Gene Tierney. Actress Gene Tierney in sexy gown as she sits on set of her new movie Shanghai Gesture… October 1941. Photographer: Peter Stackpole. Life sous Google
On peut préciser : film de Josef von Sternberg.

Dans Le Monde du 5 décembre 2008, deux articles où il est question d’images : ils semblent contradictoires, mais peut-être pas tant que ça.

Dans sa « carte blanche » en dernière page, Caroline Fourest s’inquiète de « La démocratie des cerveaux disponibles » soit, concrètement, de la place et du rôle des journaux et des journalistes. L’« image » est d’emblée mise du côté des dangers : « Quand l’image, la pipolisation, l’anecdotique et la petite phrase dominent, il reste peu de temps pour aborder le fond. » Elle précise ensuite : « Le triomphe de l’image sur l’écrit favorise le fait-divers, le personnel et l’émotion au détriment de l’analyse, du recul et de la confrontation d’idées. » On comprend ensuite — parce qu’elles se font au stylo ? — que les seules images qui peuvent jouer un rôle éclairant sont les dessins d’humour : « Mais avec un peu de talent, le goût pour l’image peut être mis au service de l’esprit critique grâce à la satire et à l’impertinence. » À condition… — allusion faite à la récente « affaire Siné » à Charlie Hebdo —   « à condition de vouloir effectivement fortifier cet esprit critique et non conforter certaines pulsions infantiles, bêtes et méchantes. D’où la division au sein de la presse satirique, entre, d’un côté, celle qui veut vivifier la démocratie et, de l’autre, celle qui s’en moque, voire celle qui la vomit. »

Que les images, les photographies — ce sont elles qui dominent la presse et l’édition depuis des décennies et le numérique en renforce encore la présence et les effets — puissent être autre chose que l’anecdotique, le facile, le racoleur et l’expéditif, semble échapper à Caroline Fourest, à qui l’on reconnaît pourtant des qualités d’analyse et de clairvoyance militante.

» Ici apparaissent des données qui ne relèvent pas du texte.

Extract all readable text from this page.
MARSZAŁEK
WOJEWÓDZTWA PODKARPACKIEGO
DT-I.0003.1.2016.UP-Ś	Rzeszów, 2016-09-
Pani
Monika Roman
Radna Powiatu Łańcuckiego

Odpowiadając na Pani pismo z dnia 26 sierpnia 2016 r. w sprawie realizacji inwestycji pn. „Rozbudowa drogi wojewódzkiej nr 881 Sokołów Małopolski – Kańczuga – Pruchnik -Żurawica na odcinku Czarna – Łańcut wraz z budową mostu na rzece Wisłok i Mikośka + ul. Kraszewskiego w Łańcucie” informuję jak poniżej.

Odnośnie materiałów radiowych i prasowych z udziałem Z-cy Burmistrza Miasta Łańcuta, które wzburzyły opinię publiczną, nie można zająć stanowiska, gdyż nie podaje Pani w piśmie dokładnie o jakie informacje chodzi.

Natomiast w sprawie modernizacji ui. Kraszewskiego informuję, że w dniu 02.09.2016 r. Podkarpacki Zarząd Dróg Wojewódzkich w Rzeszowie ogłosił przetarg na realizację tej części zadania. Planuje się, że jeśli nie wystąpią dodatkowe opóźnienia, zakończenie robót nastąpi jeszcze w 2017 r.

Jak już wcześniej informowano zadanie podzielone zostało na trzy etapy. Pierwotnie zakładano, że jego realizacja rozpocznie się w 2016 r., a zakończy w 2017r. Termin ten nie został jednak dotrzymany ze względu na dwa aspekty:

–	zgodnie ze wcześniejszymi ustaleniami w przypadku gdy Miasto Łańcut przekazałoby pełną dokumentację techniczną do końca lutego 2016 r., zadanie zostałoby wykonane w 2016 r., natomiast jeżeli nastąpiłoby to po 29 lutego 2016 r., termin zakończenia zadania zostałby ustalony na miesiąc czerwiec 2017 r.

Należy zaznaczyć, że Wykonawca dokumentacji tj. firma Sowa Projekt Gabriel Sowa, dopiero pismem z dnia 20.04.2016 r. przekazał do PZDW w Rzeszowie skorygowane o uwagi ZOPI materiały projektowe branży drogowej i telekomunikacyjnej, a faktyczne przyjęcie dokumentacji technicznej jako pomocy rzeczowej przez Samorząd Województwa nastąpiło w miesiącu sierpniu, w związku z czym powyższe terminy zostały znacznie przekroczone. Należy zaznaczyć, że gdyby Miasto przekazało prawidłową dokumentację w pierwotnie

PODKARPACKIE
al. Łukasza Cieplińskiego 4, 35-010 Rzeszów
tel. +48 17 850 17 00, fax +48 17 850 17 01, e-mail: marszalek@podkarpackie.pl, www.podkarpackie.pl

Que des photographies apportent des nuances, de la complexité, du contexte, du réel non immédiatement explicable, de l’intuition, semble inconcevable pour qui n’y voit que le subjectif et le factice. Que la photographie soit une construction, au détriment apparent de son objectivité, fait partie de ses facultés à encourager l’interrogation, pour qui veut les faire fonctionner dans une opération sensible et critique. Ainsi, bien des images « pipoles » en disent long sur ce qu’elles impliquent, tant elles donnent à toucher, par leur existence même, aux opérations qui les ont fait naître et diffuser.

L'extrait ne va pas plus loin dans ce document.